The CPFB will have supervisory powers as well as broad rule-making powers with the responsibility to protect consumers against unfair, deceptive, or abusive financial products, acts or practices, and to enforce compliance with existing consumer protection laws such as TILA, ECOA, RESPA, EFTA, GLBA, HMDA, the SAFE Act, and others. Its responsibility extends to data privacy and information security issues in connection with financial products and services. It was Congress’ intent for the CFPB to act swiftly to curb emerging practices it believes may be harmful to consumers. It has been charged with closely monitoring the financial services markets, and has been given broad rulemaking authority to regulate and prohibit products and services before they spread throughout the country or become large enough to adversely impact the economy.

The concept of “unfair and deceptive acts and practices” mirrors Section 5 of the Federal Trade Commission Act, and the CFPB will likely look to the FTC’s precedent for rulemaking and enforcement activity. However, the additional concept of “abusive” acts is new and has no actual precedent in the realm of financial products and services regulation. One point of guidance may be the FTC’s Telemarketing Sales Rule which prohibits not only deceptive telemarketing practices but also those that are “abusive.” The Rule describes particular practices it deems abusive, such as requesting or receiving payment of any fee in advance of obtaining a loan or other extension of credit when the seller or telemarketer has guaranteed or represented a high likelihood of success in obtaining the loan.

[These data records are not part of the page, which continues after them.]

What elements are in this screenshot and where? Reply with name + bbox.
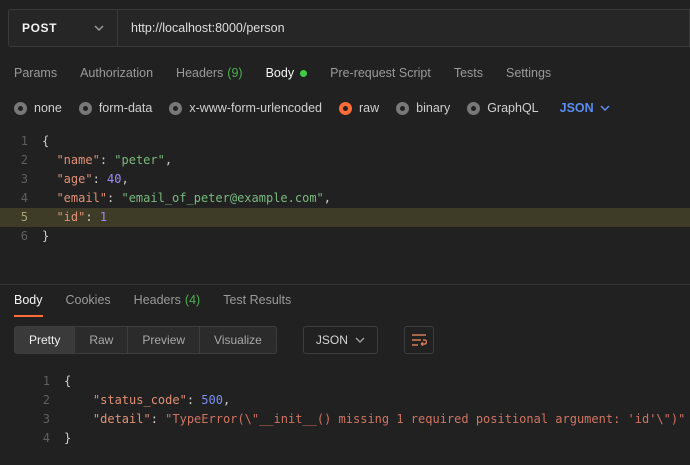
code-line: 2 "status_code": 500, <box>0 391 690 410</box>
response-language-dropdown[interactable]: JSON <box>303 326 378 354</box>
body-present-dot-icon <box>300 70 307 77</box>
request-tabs: Params Authorization Headers(9) Body Pre… <box>0 56 690 90</box>
code-line[interactable]: 2 "name": "peter", <box>0 151 690 170</box>
code-line: 4} <box>0 429 690 448</box>
body-type-graphql[interactable]: GraphQL <box>467 101 538 115</box>
response-tab-headers[interactable]: Headers(4) <box>134 285 201 317</box>
response-toolbar: Pretty Raw Preview Visualize JSON <box>0 317 690 366</box>
response-headers-count-badge: (4) <box>185 293 200 307</box>
line-number: 3 <box>0 410 64 429</box>
line-number: 4 <box>0 429 64 448</box>
code-line[interactable]: 1{ <box>0 132 690 151</box>
code-line[interactable]: 3 "age": 40, <box>0 170 690 189</box>
code-content: "email": "email_of_peter@example.com", <box>42 189 331 208</box>
body-type-raw[interactable]: raw <box>339 101 379 115</box>
tab-headers[interactable]: Headers(9) <box>176 66 243 80</box>
code-content: } <box>64 429 71 448</box>
response-tab-cookies[interactable]: Cookies <box>66 285 111 317</box>
radio-icon <box>14 102 27 115</box>
tab-body[interactable]: Body <box>266 66 308 80</box>
code-content: "age": 40, <box>42 170 129 189</box>
line-number: 2 <box>0 151 42 170</box>
method-label: POST <box>22 21 57 35</box>
code-content: "detail": "TypeError(\"__init__() missin… <box>64 410 685 429</box>
tab-settings[interactable]: Settings <box>506 66 551 80</box>
line-number: 5 <box>0 208 42 227</box>
code-line: 1{ <box>0 372 690 391</box>
line-number: 2 <box>0 391 64 410</box>
url-input[interactable]: http://localhost:8000/person <box>117 9 690 47</box>
line-number: 1 <box>0 372 64 391</box>
line-number: 6 <box>0 227 42 246</box>
method-dropdown[interactable]: POST <box>8 9 118 47</box>
radio-icon <box>396 102 409 115</box>
code-content: { <box>42 132 49 151</box>
response-body-viewer[interactable]: 1{2 "status_code": 500,3 "detail": "Type… <box>0 366 690 465</box>
line-number: 4 <box>0 189 42 208</box>
response-section: Body Cookies Headers(4) Test Results Pre… <box>0 284 690 465</box>
body-type-row: none form-data x-www-form-urlencoded raw… <box>0 90 690 126</box>
response-view-switcher: Pretty Raw Preview Visualize <box>14 326 277 354</box>
code-line: 3 "detail": "TypeError(\"__init__() miss… <box>0 410 690 429</box>
chevron-down-icon <box>355 337 365 343</box>
postman-app: POST http://localhost:8000/person Params… <box>0 0 690 465</box>
response-tab-test-results[interactable]: Test Results <box>223 285 291 317</box>
view-mode-pretty[interactable]: Pretty <box>15 327 75 353</box>
code-content: "name": "peter", <box>42 151 172 170</box>
response-tabs: Body Cookies Headers(4) Test Results <box>0 285 690 317</box>
radio-selected-icon <box>339 102 352 115</box>
chevron-down-icon <box>600 105 610 111</box>
radio-icon <box>79 102 92 115</box>
wrap-text-icon <box>411 333 427 347</box>
code-content: "id": 1 <box>42 208 107 227</box>
tab-authorization[interactable]: Authorization <box>80 66 153 80</box>
view-mode-preview[interactable]: Preview <box>128 327 200 353</box>
body-type-binary[interactable]: binary <box>396 101 450 115</box>
radio-icon <box>467 102 480 115</box>
code-line[interactable]: 4 "email": "email_of_peter@example.com", <box>0 189 690 208</box>
radio-icon <box>169 102 182 115</box>
body-type-none[interactable]: none <box>14 101 62 115</box>
code-line[interactable]: 5 "id": 1 <box>0 208 690 227</box>
view-mode-raw[interactable]: Raw <box>75 327 128 353</box>
chevron-down-icon <box>94 25 104 31</box>
request-body-editor[interactable]: 1{2 "name": "peter",3 "age": 40,4 "email… <box>0 126 690 284</box>
request-language-dropdown[interactable]: JSON <box>560 101 610 115</box>
tab-pre-request-script[interactable]: Pre-request Script <box>330 66 431 80</box>
response-tab-body[interactable]: Body <box>14 285 43 317</box>
wrap-text-button[interactable] <box>404 326 434 354</box>
headers-count-badge: (9) <box>227 66 242 80</box>
tab-params[interactable]: Params <box>14 66 57 80</box>
line-number: 3 <box>0 170 42 189</box>
body-type-x-www-form-urlencoded[interactable]: x-www-form-urlencoded <box>169 101 322 115</box>
code-content: } <box>42 227 49 246</box>
view-mode-visualize[interactable]: Visualize <box>200 327 276 353</box>
code-line[interactable]: 6} <box>0 227 690 246</box>
code-content: { <box>64 372 71 391</box>
body-type-form-data[interactable]: form-data <box>79 101 153 115</box>
url-text: http://localhost:8000/person <box>131 21 285 35</box>
line-number: 1 <box>0 132 42 151</box>
code-content: "status_code": 500, <box>64 391 230 410</box>
tab-tests[interactable]: Tests <box>454 66 483 80</box>
request-url-bar: POST http://localhost:8000/person <box>0 0 690 56</box>
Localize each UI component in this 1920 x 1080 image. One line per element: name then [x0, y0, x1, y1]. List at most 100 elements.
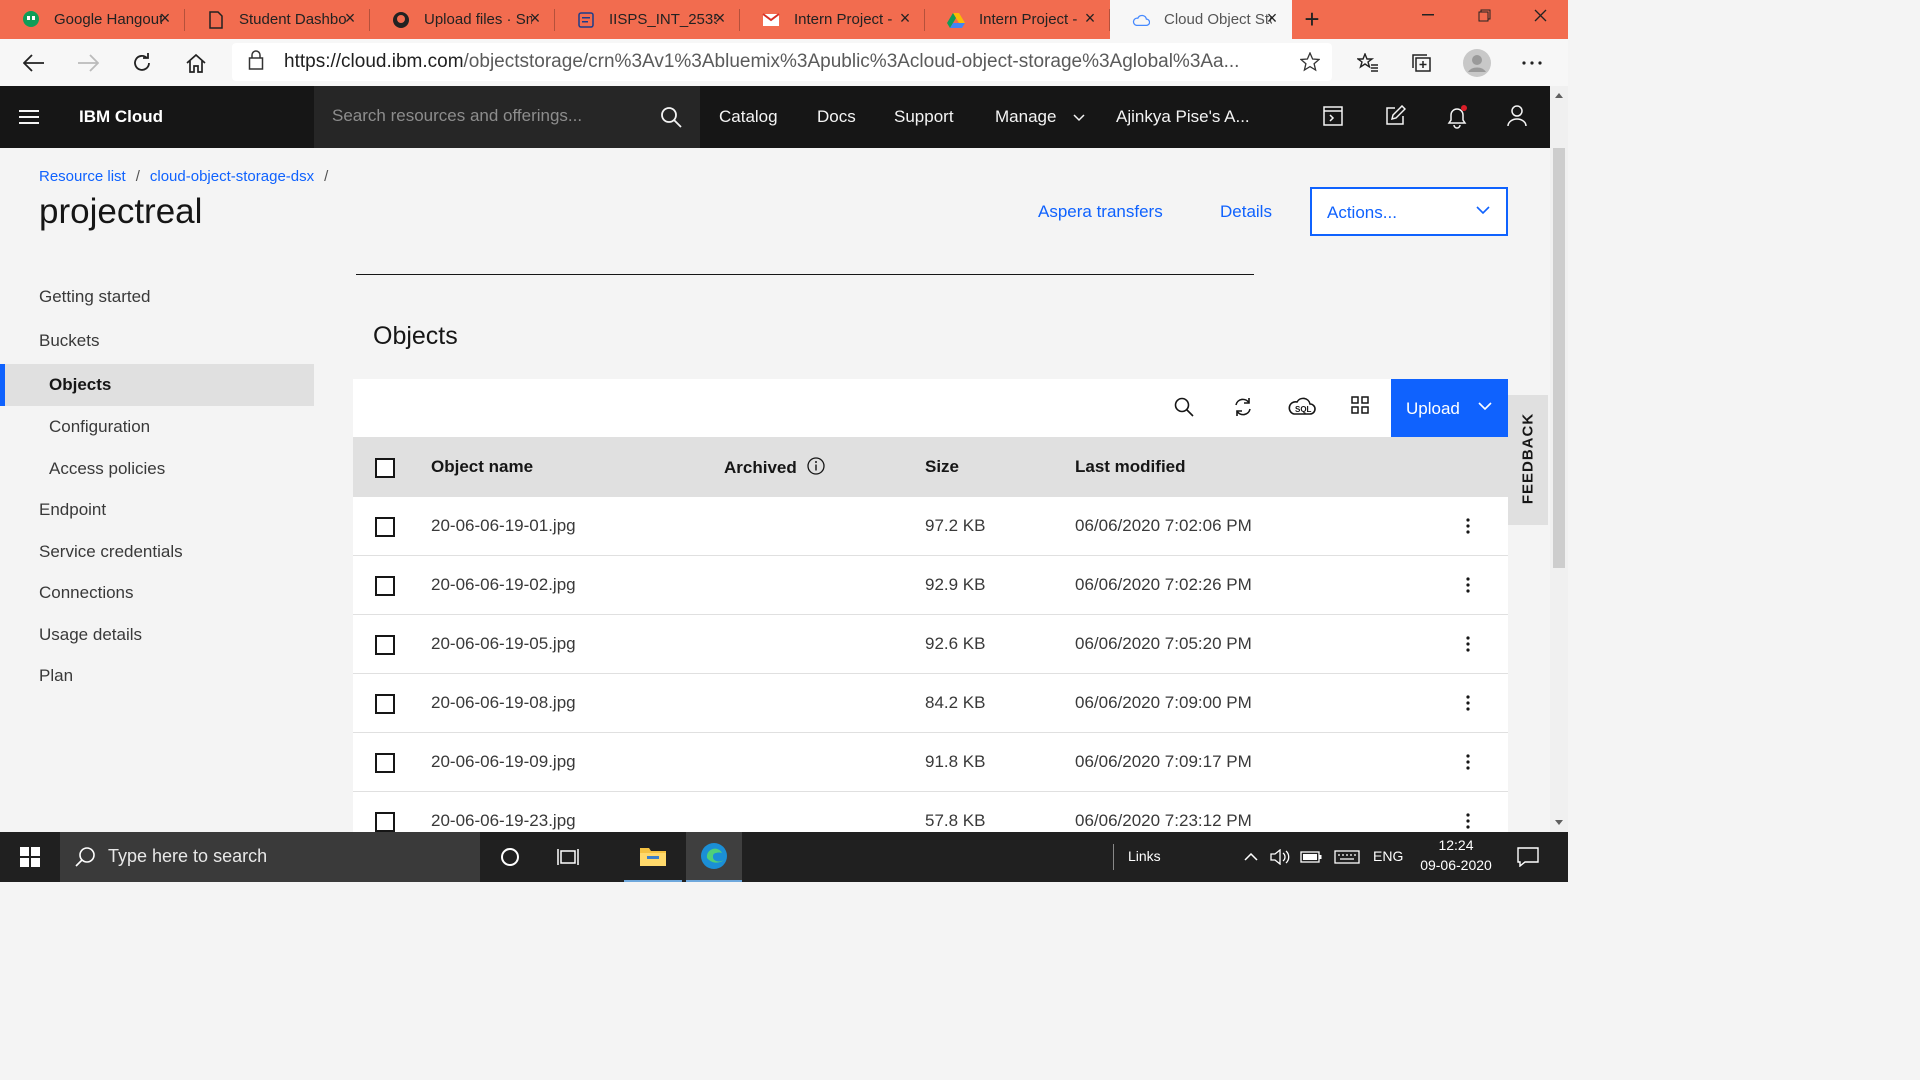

It is expected that the CPFB will closely mirror the FTC’s use of its Section 5 authority to regulate the consumer finance market. The CPFB will not interfere with state consumer protection efforts, and individuals, state Attorneys General, and state legislatures may still pursue measures to provide protection in the area of financial products and services.

As with any legislation of this magnitude, the devil is in the details. The regulations as ultimately finalized will establish the extent to which the CFPB will control the future development and delivery of financial products and services. It is incumbent upon large and small institutions, nonbank financial services providers, and consumers to engage in the rulemaking process to be certain that the views of all constituencies are aired as this national debate on the future of the financial services industry takes place.